The Sounders have only played three matches with their new midfield maestro, but they won two of those and tied one. For some perspective, in the 20 games they played before Lodeiro’s arrival, they only won six. So they won 30 percent of games before Lodeiro and 66 percent after Lodeiro -- look, it’s a small sample size, but the former Boca Juniors midfield instantly doubled the Sounders’ win rate.

5. The Timbers have never won in Seattle during the regular season.

CenturyLink Field is perhaps one of the most intimidating places to play in all of MLS. The Sounders fanbase is passionate and turns out in huge numbers. The Sounders regularly sit at the top of the attendance standings and when the Timbers went to Seattle last year, it was the Sounders’ fourth-highest attendance ever at 64,358 fans.

But the Timbers have one of the loudest fanbases in MLS too, so that can’t really explain why the Timbers have never won in a regular season match in Seattle. (They did win one playoff game in Seattle in 2013, which certainly added fuel to their rivalry.) Schmetzer chalked up the Timbers road woes to the difficulty of winning games in MLS, no matter where they are.

“Our league is a very tough league. It's a streaky league,” Schmetzer said. “There's a lot of parity. Whatever the reason is for Portland's struggles up here, you could say that in the game that counted the most in the playoffs, maybe that was the victory that mattered most.”

6. The Timbers have new reinforcements on the back line.

Injury has decimated the Timbers this year, especially on the back line. Porter insists it is not an excuse, but at the same time, it clearly has affected the team’s chemistry a bit.

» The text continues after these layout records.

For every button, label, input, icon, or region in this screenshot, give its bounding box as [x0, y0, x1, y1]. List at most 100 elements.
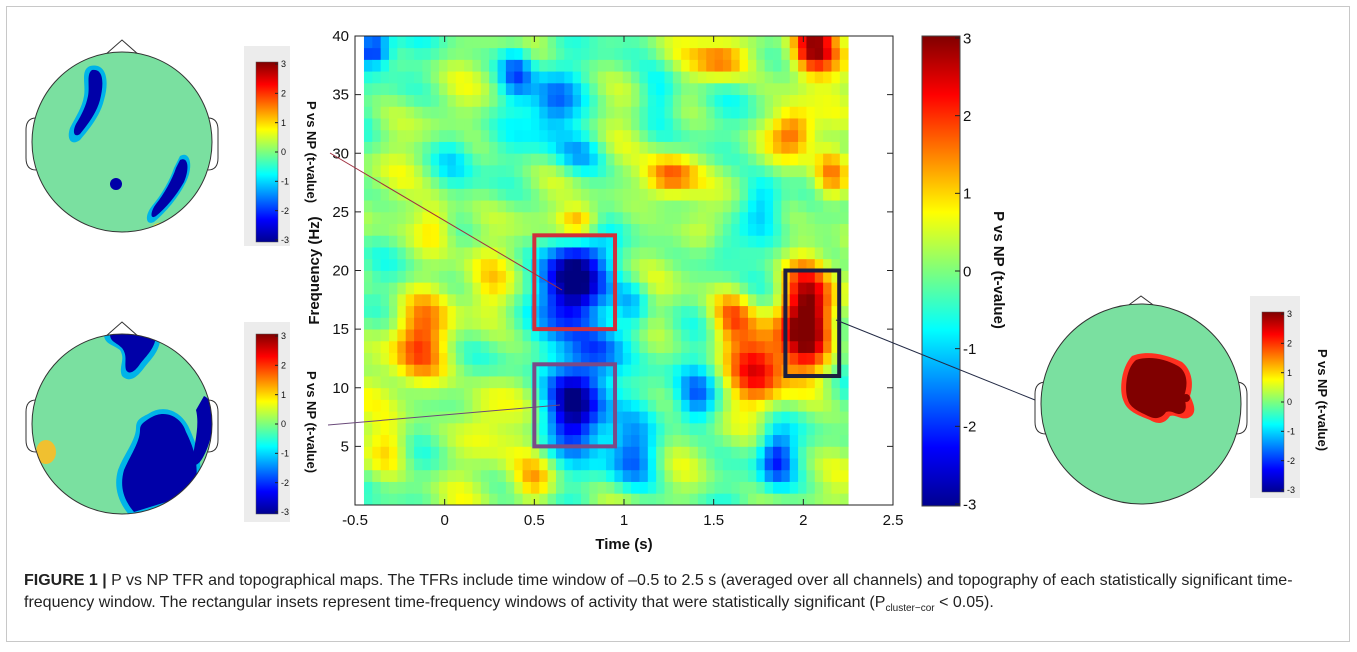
tfr-cell: [756, 258, 766, 271]
tfr-cell: [681, 47, 690, 60]
tfr-cell: [464, 94, 473, 107]
tfr-cell: [572, 106, 582, 119]
tfr-cell: [464, 258, 473, 271]
tfr-cell: [405, 352, 415, 365]
tfr-cell: [422, 176, 432, 189]
tfr-cell: [363, 376, 373, 389]
tfr-cell: [363, 211, 373, 225]
tfr-cell: [781, 235, 791, 248]
tfr-cell: [747, 399, 757, 412]
tfr-cell: [672, 305, 682, 318]
tfr-cell: [480, 329, 490, 342]
tfr-cell: [656, 141, 665, 154]
tfr-cell: [363, 247, 373, 260]
tfr-cell: [706, 282, 715, 295]
colorbar-tick-label: 0: [281, 419, 286, 429]
tfr-cell: [572, 200, 582, 213]
tfr-cell: [455, 71, 465, 84]
tfr-cell: [631, 247, 640, 260]
tfr-cell: [747, 493, 757, 506]
tfr-cell: [656, 352, 665, 365]
tfr-cell: [622, 305, 632, 318]
tfr-cell: [430, 422, 440, 436]
tfr-cell: [472, 164, 482, 178]
tfr-cell: [430, 247, 440, 260]
tfr-cell: [639, 94, 649, 107]
tfr-cell: [706, 82, 715, 96]
tfr-cell: [722, 164, 732, 178]
tfr-cell: [505, 364, 515, 377]
tfr-cell: [823, 94, 832, 107]
tfr-cell: [372, 399, 382, 412]
tfr-cell: [806, 200, 816, 213]
tfr-cell: [656, 94, 665, 107]
tfr-cell: [489, 71, 498, 84]
tfr-cell: [422, 118, 432, 131]
tfr-cell: [606, 364, 615, 377]
tfr-cell: [681, 434, 690, 447]
tfr-cell: [489, 422, 498, 436]
tfr-cell: [706, 469, 715, 482]
tfr-cell: [689, 164, 699, 178]
tfr-cell: [439, 270, 448, 283]
tfr-cell: [455, 446, 465, 459]
tfr-cell: [606, 258, 615, 271]
tfr-cell: [731, 36, 741, 49]
tfr-cell: [363, 364, 373, 377]
tfr-cell: [497, 387, 507, 400]
colorbar-tick-label: 2: [963, 108, 971, 125]
tfr-cell: [589, 493, 599, 506]
tfr-cell: [814, 59, 824, 72]
tfr-cell: [664, 106, 674, 119]
tfr-cell: [489, 188, 498, 201]
tfr-cell: [547, 352, 557, 365]
tfr-cell: [489, 223, 498, 236]
tfr-cell: [405, 106, 415, 119]
tfr-cell: [555, 176, 565, 189]
tfr-cell: [831, 129, 841, 142]
tfr-cell: [572, 364, 582, 377]
tfr-cell: [372, 36, 382, 49]
tfr-cell: [631, 141, 640, 154]
tfr-cell: [405, 376, 415, 389]
tfr-cell: [714, 434, 724, 447]
tfr-cell: [739, 47, 749, 60]
tfr-cell: [814, 200, 824, 213]
tfr-cell: [722, 446, 732, 459]
tfr-cell: [697, 387, 707, 400]
tfr-cell: [656, 317, 665, 330]
tfr-cell: [614, 235, 624, 248]
tfr-cell: [806, 422, 816, 436]
tfr-cell: [480, 118, 490, 131]
tfr-cell: [806, 94, 816, 107]
tfr-cell: [664, 258, 674, 271]
tfr-cell: [606, 59, 615, 72]
tfr-cell: [606, 141, 615, 154]
tfr-cell: [505, 317, 515, 330]
tfr-cell: [639, 387, 649, 400]
tfr-cell: [414, 317, 423, 330]
tfr-cell: [689, 47, 699, 60]
tfr-cell: [455, 270, 465, 283]
tfr-cell: [564, 364, 574, 377]
tfr-cell: [823, 282, 832, 295]
tfr-cell: [363, 434, 373, 447]
tfr-cell: [547, 176, 557, 189]
tfr-cell: [480, 235, 490, 248]
tfr-cell: [589, 94, 599, 107]
tfr-cell: [497, 200, 507, 213]
tfr-cell: [564, 59, 574, 72]
tfr-cell: [505, 469, 515, 482]
tfr-cell: [447, 59, 457, 72]
tfr-cell: [547, 47, 557, 60]
tfr-cell: [422, 422, 432, 436]
tfr-cell: [706, 399, 715, 412]
tfr-cell: [639, 352, 649, 365]
tfr-cell: [589, 422, 599, 436]
tfr-cell: [814, 340, 824, 353]
tfr-cell: [455, 387, 465, 400]
tfr-cell: [664, 164, 674, 178]
tfr-cell: [380, 106, 390, 119]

“We’ve only played the same lineup twice,” Porter said. “That’s been because of injuries and suspensions and international duty. We haven’t been able to settle into a rhythm of continuity.”

The good news is the team signed three new defenders in the summer transfer window to mitigate the constant stream of injuries, including one that ended the season of centerback Nat Borchers. The team brought in Steven Taylor, Vytas Andriuskevicius and Gbenga Arokoyo.

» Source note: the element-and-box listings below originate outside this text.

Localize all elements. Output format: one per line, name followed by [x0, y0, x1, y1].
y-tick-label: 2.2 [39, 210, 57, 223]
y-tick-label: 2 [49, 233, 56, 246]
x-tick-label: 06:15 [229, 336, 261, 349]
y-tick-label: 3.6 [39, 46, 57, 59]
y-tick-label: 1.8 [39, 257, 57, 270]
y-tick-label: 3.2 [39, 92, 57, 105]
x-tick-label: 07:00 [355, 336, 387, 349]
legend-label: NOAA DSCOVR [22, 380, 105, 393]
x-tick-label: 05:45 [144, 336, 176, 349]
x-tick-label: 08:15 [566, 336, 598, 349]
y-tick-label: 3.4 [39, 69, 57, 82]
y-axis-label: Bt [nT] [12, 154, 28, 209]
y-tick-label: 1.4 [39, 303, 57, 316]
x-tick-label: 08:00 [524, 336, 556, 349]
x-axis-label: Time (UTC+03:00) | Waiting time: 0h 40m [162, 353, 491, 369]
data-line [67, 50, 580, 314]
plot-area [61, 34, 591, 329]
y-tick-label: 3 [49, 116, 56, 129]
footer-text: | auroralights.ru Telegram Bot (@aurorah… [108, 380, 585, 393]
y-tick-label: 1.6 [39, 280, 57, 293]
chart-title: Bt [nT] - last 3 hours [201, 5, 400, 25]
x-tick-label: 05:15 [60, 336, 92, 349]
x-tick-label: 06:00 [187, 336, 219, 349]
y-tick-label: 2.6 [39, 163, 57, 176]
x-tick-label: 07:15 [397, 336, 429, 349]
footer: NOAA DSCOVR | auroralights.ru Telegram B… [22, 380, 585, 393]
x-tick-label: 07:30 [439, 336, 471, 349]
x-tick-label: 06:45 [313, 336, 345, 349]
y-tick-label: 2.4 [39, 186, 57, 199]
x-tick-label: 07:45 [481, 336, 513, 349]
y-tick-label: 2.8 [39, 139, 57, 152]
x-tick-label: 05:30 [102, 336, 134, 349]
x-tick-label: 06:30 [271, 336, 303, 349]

The most noteworthy one there is Taylor, a longtime Newcastle centerback, but Porter was coy about whether Taylor will make his debut against Seattle, calling it “promising” that Taylor played 90 minutes with the Timbers reserve team last week.

“We'll make what we feel is the right decision,” Porter said. “At this stage, we need to go with our best group and, yet, we have to be mindful of playing players before they're fit.”

7. The teams are playing in back-to-back weeks, and the Sounders could bypass the Timbers in the standings.

MLS scheduling isn’t always perfect and this year, one of the oddities is that the Sounders and Timbers face each other in back-to-back weeks, this weekend and next weekend. While it’s debatable whether that’s good or not, it has the net effect of letting the rivalry control a pretty pivotal moment in the playoff push.

Seattle sits in ninth place, five points away from the Timbers, in sixth place -- the spot that just so happens to be the last playoff spot. If Seattle can win twice, they will leapfrog Timbers and squeeze them out of playoff position.

Teams normally only play a home-and-away series during the playoffs, so the back-to-back scheduling adds an extra dimension to this already tense rivalry.

As Schmetzer put it: “It feels like playoffs in the middle of your season.”

But for the Sounders, they really just needs points.

“I am well aware of the mathematics, the arithmetic and everything, but because we're in this predicament, because we dug ourselves in a little bit of a hole, I hate to be cliche but we have to focus, whether it's Portland or not,” Schmetzer said.